Jeffries' equity analyst Gerard Reid said in a research note to investors that Q-Cells could face inventory write-offs of over €60 million in the current quarter and was concerned that the PV manufacturer still had production capacity of 500MW in Germany, but was ‘unviable’ due to legacy equipment.
Reid noted that Q-Cells faces a serious manufacturing dilemma as the analyst argued that the capacity needed to be shut down. However, this could prove difficult due to previous grants received from the German government.
The Jeffries analyst was also critical of Q-Cells' brand image, market positioning and distribution reach in Europe, especially when compared to rival Solarworld.

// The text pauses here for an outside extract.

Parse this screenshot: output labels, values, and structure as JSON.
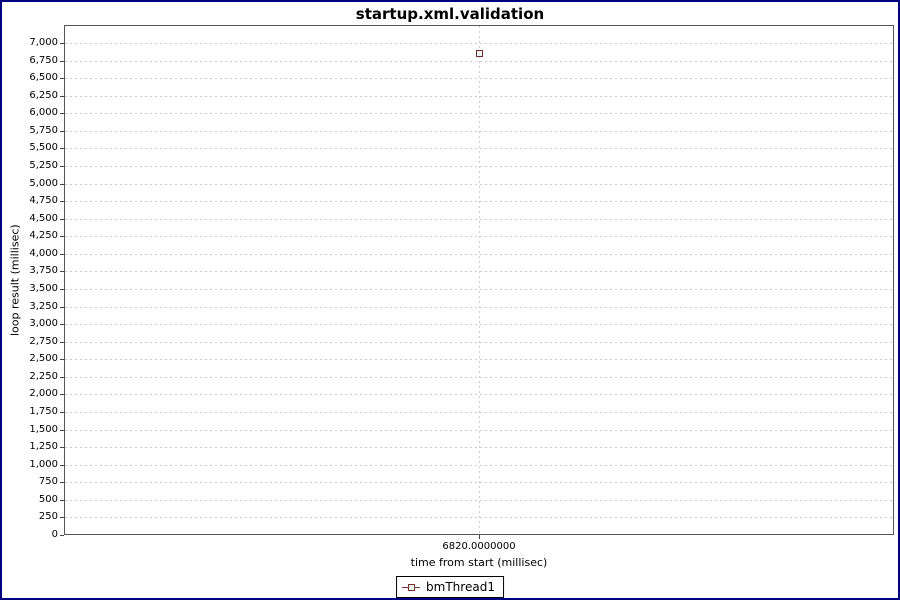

According to the investor note; “Q-Cells is executing on a pipeline of highly profitable large scale projects but this market is drying up. Rooftops is the place to be in Europe and Q-Cells does not have the brand, positioning and distribution power of Solarworld. Given these challenges, we do not believe Q-Cells can be profitable in its current situation next year and we are reducing our 2012 estimates significantly. This puts us well below the Street which is at €1.42bn for revenues and €66.4m for EBIT.”